Guard members and friends clapped as the planes flew over the airport for the first time Thursday afternoon, doing several flyovers after the three-hour flight from the factory in Fort Worth, Texas.
The delivery follows years of work and planning, as well as missions in the Guard's previous aircraft, F-16s that flew continuously for weeks over New York after the Sept. 11 attacks and in combat tours in Iraq and elsewhere in the Middle East.
"Bringing the F-35 to Vermont secures our future for decades, and our country needs this airplane," Col. David Smith, the commander of the 158th Fighter Wing, the new home to the F-35s, said after the planes arrived.
But for some members of the community, the arrival of noisier aircraft marks the failure of yearslong efforts to keep the Air Force from delivering the planes to an airport that sits amid residential neighborhoods and industrial complexes in the middle of Vermont's most populous county.
Rosanne Greco, the former chair of the South Burlington City Council and a retired Air Force colonel, said she supported basing the plane in her home city until she learned by reading the Air Force's environmental impact statement about how noisy the F-35 is and what she feels are the dangers of having a new, unproven weapon system at a suburban airport.
"All I had to do was read what the Air Force said about the impact it would have," Greco said. "The evidence was overwhelming it would have a very negative effect on close to 7,000 people" who live near the airport.
Smith said prior to Thursday's arrival that the Air National Guard understands the concerns. The Guard has modified traffic patterns the planes will use and checked the takeoff times to minimize noise disruptions, he said.
As for safety, he said, more than 400 F-35s have been delivered so far, and the planes have accumulated more than 200,000 flying hours.
"It's really important to us to do everything we can to mitigate the impact on the community," he said.
The Air Force describes the F-35 as its fifth-generation fighter, combining stealth technology with speed and agility.
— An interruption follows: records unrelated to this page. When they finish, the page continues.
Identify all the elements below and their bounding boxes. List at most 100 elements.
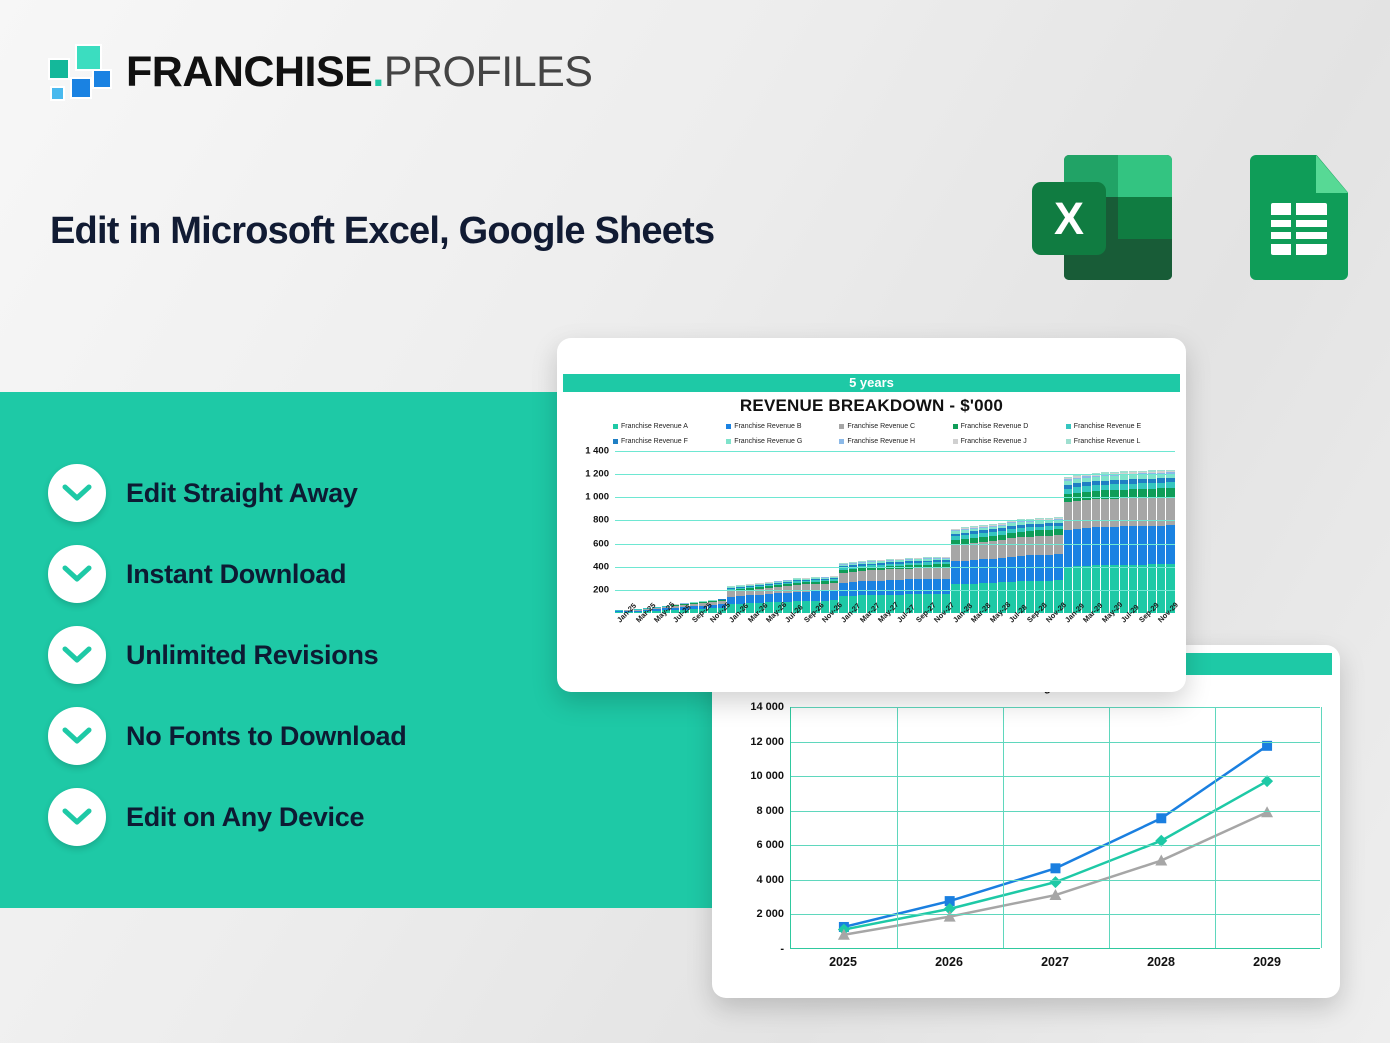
- bar-segment: [914, 579, 922, 594]
- x-tick: May-26: [764, 616, 773, 676]
- bar-column: [1148, 470, 1156, 613]
- legend-item: Franchise Revenue E: [1066, 419, 1179, 434]
- bar-segment: [1017, 537, 1025, 556]
- bar-segment: [1110, 527, 1118, 565]
- bar-segment: [839, 573, 847, 583]
- bar-segment: [1035, 536, 1043, 555]
- legend-item: Franchise Revenue H: [839, 434, 952, 449]
- feature-item[interactable]: Edit on Any Device: [48, 788, 406, 846]
- x-tick: Sep-25: [690, 616, 699, 676]
- bar-segment: [1157, 526, 1165, 565]
- gridline: [791, 811, 1320, 812]
- x-tick: Jan-25: [615, 616, 624, 676]
- brand-wordmark: FRANCHISE.PROFILES: [126, 51, 592, 94]
- feature-item[interactable]: Edit Straight Away: [48, 464, 406, 522]
- feature-list: Edit Straight Away Instant Download Unli…: [48, 464, 406, 846]
- y-tick-label: -: [780, 943, 784, 955]
- x-tick: [1053, 616, 1062, 676]
- x-tick-label: 2027: [1002, 955, 1108, 969]
- y-tick-label: 2 000: [756, 908, 784, 920]
- bar-segment: [1129, 498, 1137, 526]
- legend-label: Franchise Revenue G: [734, 438, 802, 445]
- legend-item: Franchise Revenue B: [726, 419, 839, 434]
- gridline: [791, 914, 1320, 915]
- feature-item[interactable]: Instant Download: [48, 545, 406, 603]
- x-tick: [830, 616, 839, 676]
- feature-item[interactable]: Unlimited Revisions: [48, 626, 406, 684]
- chevron-down-icon: [48, 626, 106, 684]
- legend-swatch: [1066, 424, 1071, 429]
- bar-segment: [905, 579, 913, 594]
- bar-segment: [1073, 501, 1081, 529]
- bar-column: [1035, 518, 1043, 613]
- bar-column: [1157, 470, 1165, 613]
- legend-item: Franchise Revenue G: [726, 434, 839, 449]
- bar-segment: [1101, 499, 1109, 527]
- bar-segment: [1157, 488, 1165, 497]
- feature-item[interactable]: No Fonts to Download: [48, 707, 406, 765]
- bar-segment: [1045, 536, 1053, 555]
- x-tick: [1091, 616, 1100, 676]
- brand-name-light: PROFILES: [384, 48, 593, 96]
- bar-segment: [867, 570, 875, 581]
- revenue-breakdown-card: 5 years REVENUE BREAKDOWN - $'000 Franch…: [557, 338, 1186, 692]
- bar-segment: [1073, 529, 1081, 566]
- y-tick-label: 12 000: [750, 736, 784, 748]
- x-tick: [1072, 616, 1081, 676]
- bar-segment: [1166, 488, 1174, 497]
- bar-segment: [1138, 498, 1146, 527]
- bar-segment: [1082, 528, 1090, 566]
- x-tick: Jul-26: [783, 616, 792, 676]
- bar-segment: [1148, 489, 1156, 498]
- bar-column: [1166, 470, 1174, 613]
- bar-segment: [989, 559, 997, 583]
- gridline: [615, 544, 1175, 545]
- y-tick-label: 600: [593, 538, 609, 549]
- bar-segment: [1138, 526, 1146, 564]
- x-tick: [979, 616, 988, 676]
- bar-column: [1138, 471, 1146, 613]
- gridline: [1321, 707, 1322, 948]
- legend-label: Franchise Revenue C: [847, 423, 915, 430]
- x-tick: Mar-25: [634, 616, 643, 676]
- bar-segment: [1064, 502, 1072, 529]
- x-tick: [643, 616, 652, 676]
- x-tick: [1165, 616, 1174, 676]
- x-tick: [960, 616, 969, 676]
- bar-segment: [867, 581, 875, 595]
- y-tick-label: 4 000: [756, 874, 784, 886]
- legend-swatch: [953, 424, 958, 429]
- x-tick: Nov-29: [1156, 616, 1165, 676]
- bar-segment: [942, 567, 950, 578]
- y-tick-label: 1 400: [585, 446, 609, 457]
- legend-swatch: [839, 439, 844, 444]
- x-tick: Jul-25: [671, 616, 680, 676]
- bar-segment: [1129, 526, 1137, 564]
- bar-segment: [895, 569, 903, 580]
- x-tick: [811, 616, 820, 676]
- legend-item: Franchise Revenue L: [1066, 434, 1179, 449]
- x-tick: Nov-26: [820, 616, 829, 676]
- page-title: Edit in Microsoft Excel, Google Sheets: [50, 210, 714, 253]
- feature-label: Instant Download: [126, 559, 346, 590]
- x-tick: Jan-28: [951, 616, 960, 676]
- bar-segment: [933, 568, 941, 579]
- bar-segment: [811, 591, 819, 601]
- gridline: [615, 567, 1175, 568]
- bar-segment: [858, 581, 866, 595]
- bar-segment: [1007, 557, 1015, 582]
- bar-segment: [849, 582, 857, 596]
- x-tick: Jan-27: [839, 616, 848, 676]
- x-tick: Sep-29: [1137, 616, 1146, 676]
- gridline: [791, 880, 1320, 881]
- data-point-marker: [1050, 863, 1060, 873]
- legend-label: Franchise Revenue E: [1074, 423, 1141, 430]
- line-series: [844, 781, 1267, 929]
- x-tick: Jan-26: [727, 616, 736, 676]
- legend-item: Franchise Revenue A: [613, 419, 726, 434]
- app-icons-group: X: [1032, 155, 1348, 280]
- feature-label: Edit Straight Away: [126, 478, 358, 509]
- y-tick-label: 1 000: [585, 492, 609, 503]
- legend-label: Franchise Revenue L: [1074, 438, 1141, 445]
- brand-logo[interactable]: FRANCHISE.PROFILES: [48, 44, 592, 100]
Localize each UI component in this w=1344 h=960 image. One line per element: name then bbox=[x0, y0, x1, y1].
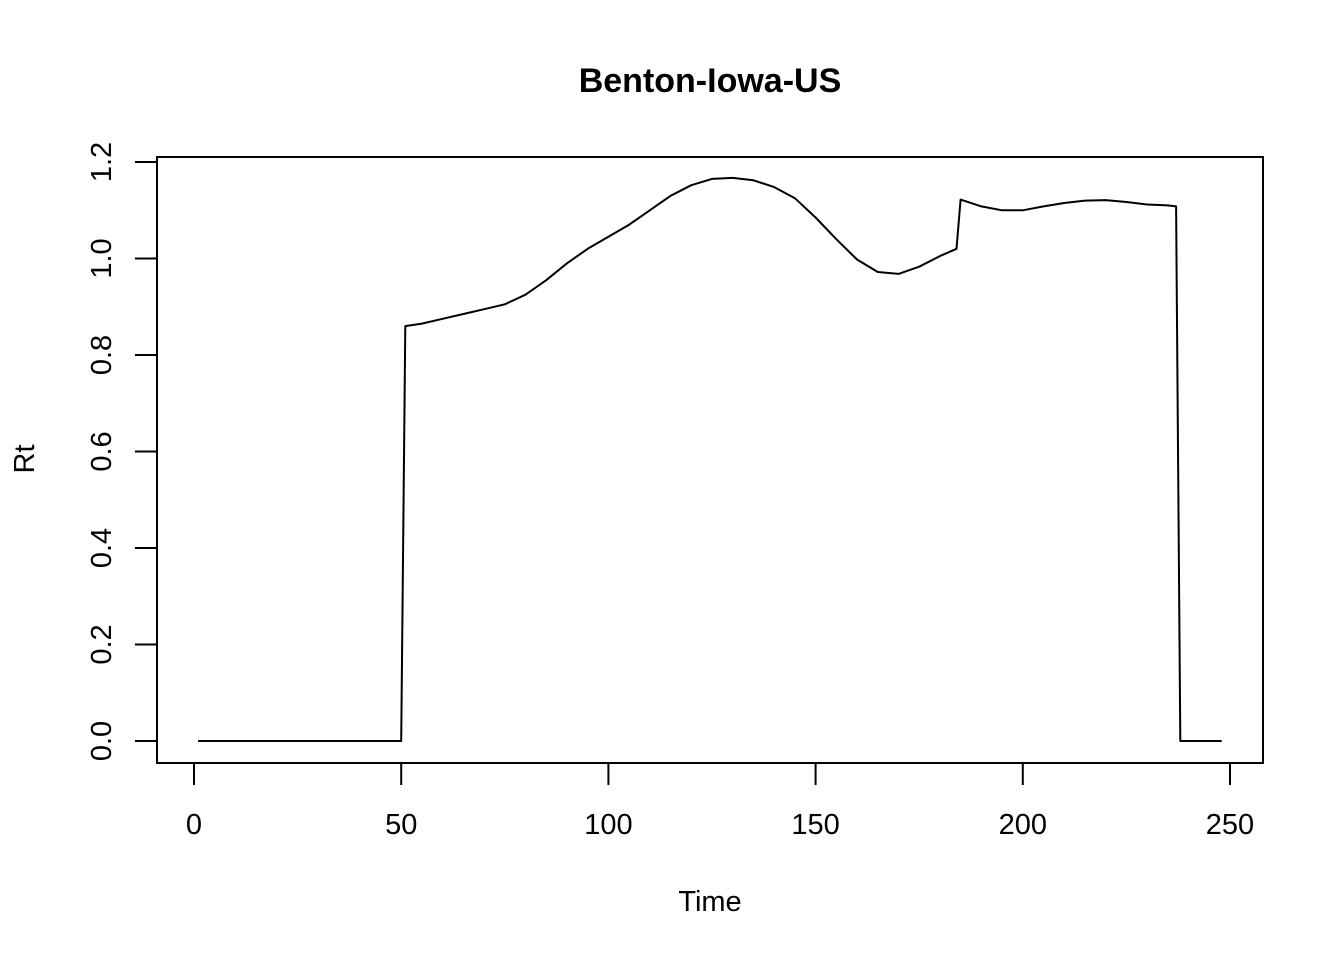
x-axis-label: Time bbox=[678, 886, 741, 918]
x-tick-label: 200 bbox=[999, 809, 1047, 841]
x-tick-label: 100 bbox=[584, 809, 632, 841]
y-axis-label: Rt bbox=[9, 445, 41, 474]
y-tick-label: 0.8 bbox=[86, 335, 118, 375]
x-axis: 0 50 100 150 200 250 bbox=[186, 763, 1254, 841]
chart-title: Benton-Iowa-US bbox=[579, 62, 842, 100]
y-tick-label: 1.0 bbox=[86, 238, 118, 278]
plot-frame bbox=[157, 157, 1263, 763]
y-tick-label: 0.2 bbox=[86, 624, 118, 664]
x-tick-label: 150 bbox=[791, 809, 839, 841]
rt-series-line bbox=[198, 178, 1222, 741]
y-tick-label: 1.2 bbox=[86, 142, 118, 182]
y-tick-label: 0.4 bbox=[86, 528, 118, 568]
y-tick-label: 0.6 bbox=[86, 431, 118, 471]
x-tick-label: 0 bbox=[186, 809, 202, 841]
y-tick-label: 0.0 bbox=[86, 721, 118, 761]
x-tick-label: 250 bbox=[1206, 809, 1254, 841]
series-layer bbox=[198, 178, 1222, 741]
y-axis: 0.0 0.2 0.4 0.6 0.8 1.0 1.2 bbox=[86, 142, 157, 761]
x-tick-label: 50 bbox=[385, 809, 417, 841]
Different models are being built for the Air Force, Navy and Marines and are being sold to U.S. allies across the world.
It is also the U.S. military's most expensive weapons system of all time, with an estimated total cost of $1.5 trillion over the expected half-century life of the program. The model of plane that will be based in Burlington cost about $94 million each.
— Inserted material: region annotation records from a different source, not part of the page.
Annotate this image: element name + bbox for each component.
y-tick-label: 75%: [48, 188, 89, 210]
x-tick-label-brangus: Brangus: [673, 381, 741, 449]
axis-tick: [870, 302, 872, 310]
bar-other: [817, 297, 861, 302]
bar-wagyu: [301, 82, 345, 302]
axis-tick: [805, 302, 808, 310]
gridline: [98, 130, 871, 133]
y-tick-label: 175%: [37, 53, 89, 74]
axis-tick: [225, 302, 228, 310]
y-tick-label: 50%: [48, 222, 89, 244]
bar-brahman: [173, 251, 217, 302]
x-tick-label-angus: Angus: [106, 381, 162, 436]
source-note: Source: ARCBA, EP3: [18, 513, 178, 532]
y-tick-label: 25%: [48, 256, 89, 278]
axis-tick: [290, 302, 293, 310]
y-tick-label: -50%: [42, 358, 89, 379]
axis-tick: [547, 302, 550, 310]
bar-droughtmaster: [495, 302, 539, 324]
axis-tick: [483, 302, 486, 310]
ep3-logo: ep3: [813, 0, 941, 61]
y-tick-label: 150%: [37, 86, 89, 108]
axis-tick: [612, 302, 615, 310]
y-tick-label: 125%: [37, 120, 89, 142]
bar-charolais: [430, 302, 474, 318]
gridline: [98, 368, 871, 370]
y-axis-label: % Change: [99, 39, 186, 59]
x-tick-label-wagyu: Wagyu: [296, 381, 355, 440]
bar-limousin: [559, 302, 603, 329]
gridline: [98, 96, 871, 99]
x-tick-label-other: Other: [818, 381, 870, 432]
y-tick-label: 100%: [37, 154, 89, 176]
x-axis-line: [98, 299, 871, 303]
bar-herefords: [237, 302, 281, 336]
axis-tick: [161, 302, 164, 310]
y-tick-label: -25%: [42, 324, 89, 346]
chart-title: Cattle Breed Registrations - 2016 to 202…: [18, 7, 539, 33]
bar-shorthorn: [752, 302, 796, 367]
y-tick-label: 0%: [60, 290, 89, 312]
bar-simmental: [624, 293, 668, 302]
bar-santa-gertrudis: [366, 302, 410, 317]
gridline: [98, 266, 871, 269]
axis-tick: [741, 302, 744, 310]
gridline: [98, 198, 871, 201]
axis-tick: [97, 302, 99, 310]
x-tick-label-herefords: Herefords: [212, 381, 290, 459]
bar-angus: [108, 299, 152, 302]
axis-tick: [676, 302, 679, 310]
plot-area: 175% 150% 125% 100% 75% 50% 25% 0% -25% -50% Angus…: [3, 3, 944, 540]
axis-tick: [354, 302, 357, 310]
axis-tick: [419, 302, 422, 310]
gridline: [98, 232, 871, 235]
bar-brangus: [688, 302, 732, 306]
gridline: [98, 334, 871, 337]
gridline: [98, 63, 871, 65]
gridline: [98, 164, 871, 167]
Assigning F-35s, which are designed to replace a number of aging fighter models, to Vermont shows the days are long gone when Air National Guard units received hand-me-down aircraft while new planes went exclusively to active duty Air Force units, said Ian Bryan, a retired Tennessee Air National Guard pilot who worked in Washington as a legislative liaison with the National Guard Bureau.
Vermont, and the Guard, are at the forefront of learning how to make the best use of the new airplanes, he said.
"Ten years from now, we need to have figured out how to use this F-35 thing, and it's going to be the lead as the wings fall off some of these old airplanes," Bryan said.
Vermont Air Guard Lt. Col. Tony "Scrappy" Marek, one of the pilots who flew to Burlington on Thursday, said flying the F-35 is similar to the F-16 he used to fly.
"It's been over a decade in the making," Market said. "It's a remarkable airplane. ... It does truly amazing things, and I'm really excited to be able to fly it."